Biodiesel blends of 20 percent and below will work in any diesel engine without the need for modifications. These blends will operate in diesel engines just like petroleum diesel. If the blend has been properly treated by the petroleum company, it will work year-round, even in cold climates. B20 also provides similar horsepower, torque, and mileage as diesel.
Ethanol is blended with gasoline in various amounts for use in vehicles.
10 percent ethanol, classified as “substantially similar” to gasoline by the U.S. Environmental Protection Agency and legal for use in any gasoline-powered vehicle. E10 is sold in every state. In fact, more than 95 percent of U.S. gasoline contains up to 10 percent ethanol to boost octane, meet air quality requirements or satisfy the Renewable Fuel Standard.
Up to 15 percent ethanol. EPA-approved in 2011 for use in model year 2001 and newer conventional vehicles.

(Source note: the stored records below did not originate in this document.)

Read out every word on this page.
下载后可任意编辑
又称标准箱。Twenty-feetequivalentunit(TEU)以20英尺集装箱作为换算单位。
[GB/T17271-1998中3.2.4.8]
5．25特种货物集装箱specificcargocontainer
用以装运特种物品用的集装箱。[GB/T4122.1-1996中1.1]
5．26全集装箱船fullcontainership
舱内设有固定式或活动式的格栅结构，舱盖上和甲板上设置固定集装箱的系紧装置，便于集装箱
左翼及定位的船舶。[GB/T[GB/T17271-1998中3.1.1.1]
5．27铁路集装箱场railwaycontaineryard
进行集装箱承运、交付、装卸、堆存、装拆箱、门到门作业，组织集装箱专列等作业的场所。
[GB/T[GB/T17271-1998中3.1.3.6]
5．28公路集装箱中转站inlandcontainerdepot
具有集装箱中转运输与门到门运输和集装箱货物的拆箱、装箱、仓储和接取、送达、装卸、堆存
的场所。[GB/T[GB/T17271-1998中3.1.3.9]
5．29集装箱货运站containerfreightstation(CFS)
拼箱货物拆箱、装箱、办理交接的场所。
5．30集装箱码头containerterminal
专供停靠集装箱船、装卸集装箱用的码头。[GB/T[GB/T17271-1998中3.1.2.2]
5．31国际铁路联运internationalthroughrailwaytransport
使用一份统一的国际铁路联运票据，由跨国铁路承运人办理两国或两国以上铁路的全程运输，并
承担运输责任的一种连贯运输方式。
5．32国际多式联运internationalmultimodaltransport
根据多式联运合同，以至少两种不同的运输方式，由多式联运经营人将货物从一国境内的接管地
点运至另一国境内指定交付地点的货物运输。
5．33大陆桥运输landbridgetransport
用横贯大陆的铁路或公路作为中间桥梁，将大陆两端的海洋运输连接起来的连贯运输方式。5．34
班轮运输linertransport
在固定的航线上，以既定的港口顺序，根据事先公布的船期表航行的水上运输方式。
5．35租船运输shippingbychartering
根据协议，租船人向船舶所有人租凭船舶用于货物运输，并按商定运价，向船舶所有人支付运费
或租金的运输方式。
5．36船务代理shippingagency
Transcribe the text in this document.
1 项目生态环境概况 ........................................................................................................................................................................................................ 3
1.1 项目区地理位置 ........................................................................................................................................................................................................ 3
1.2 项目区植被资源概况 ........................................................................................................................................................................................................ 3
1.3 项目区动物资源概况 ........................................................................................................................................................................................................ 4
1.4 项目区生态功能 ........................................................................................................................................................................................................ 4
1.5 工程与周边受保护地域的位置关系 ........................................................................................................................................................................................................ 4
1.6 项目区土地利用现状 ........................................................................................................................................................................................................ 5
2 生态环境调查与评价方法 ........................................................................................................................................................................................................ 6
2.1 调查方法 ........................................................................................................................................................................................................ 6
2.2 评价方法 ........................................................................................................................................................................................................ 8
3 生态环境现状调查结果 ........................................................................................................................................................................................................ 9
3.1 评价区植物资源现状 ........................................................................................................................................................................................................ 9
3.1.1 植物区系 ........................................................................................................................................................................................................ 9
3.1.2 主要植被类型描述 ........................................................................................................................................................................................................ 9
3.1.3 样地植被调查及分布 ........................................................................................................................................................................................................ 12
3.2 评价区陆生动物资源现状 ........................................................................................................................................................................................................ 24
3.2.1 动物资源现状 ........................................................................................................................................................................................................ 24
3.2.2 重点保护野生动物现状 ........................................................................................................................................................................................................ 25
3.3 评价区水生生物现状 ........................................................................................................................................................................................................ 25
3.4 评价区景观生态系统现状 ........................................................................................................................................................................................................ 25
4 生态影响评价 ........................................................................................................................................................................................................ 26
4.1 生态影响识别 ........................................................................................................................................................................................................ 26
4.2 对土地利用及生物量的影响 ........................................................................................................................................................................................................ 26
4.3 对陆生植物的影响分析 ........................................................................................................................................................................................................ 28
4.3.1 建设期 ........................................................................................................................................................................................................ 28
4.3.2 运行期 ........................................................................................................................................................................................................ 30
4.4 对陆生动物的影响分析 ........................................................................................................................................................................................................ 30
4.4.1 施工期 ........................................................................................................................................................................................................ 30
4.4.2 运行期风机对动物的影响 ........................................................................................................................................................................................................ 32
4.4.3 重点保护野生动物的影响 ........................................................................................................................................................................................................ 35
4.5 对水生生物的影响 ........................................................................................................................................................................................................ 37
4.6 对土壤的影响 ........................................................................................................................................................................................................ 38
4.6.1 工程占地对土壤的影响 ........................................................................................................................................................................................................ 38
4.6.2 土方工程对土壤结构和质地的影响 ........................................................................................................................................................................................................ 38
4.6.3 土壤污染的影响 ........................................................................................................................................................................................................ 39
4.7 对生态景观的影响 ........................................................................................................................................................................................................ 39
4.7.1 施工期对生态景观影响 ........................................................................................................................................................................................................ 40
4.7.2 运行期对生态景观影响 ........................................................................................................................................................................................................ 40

E15 delivers higher octane at a lower price and results in lower evaporative emissions.
Higher percentage blends of ethanol offer the best and least expensive way to increase octane for higher performance engines. In addition, higher blends result in lower sulfur content. For example, E30 cuts the amount of sulfur in gasoline by two-thirds.
E85 (also known as flex-fuel) is a high-level ethanol-gasoline blend containing 51 percent to 83 percent ethanol, depending on geography and season. It can be used in designated flexible fuel vehicles only. About one quarter of vehicles produced in 2015 will be flex-fuel capable.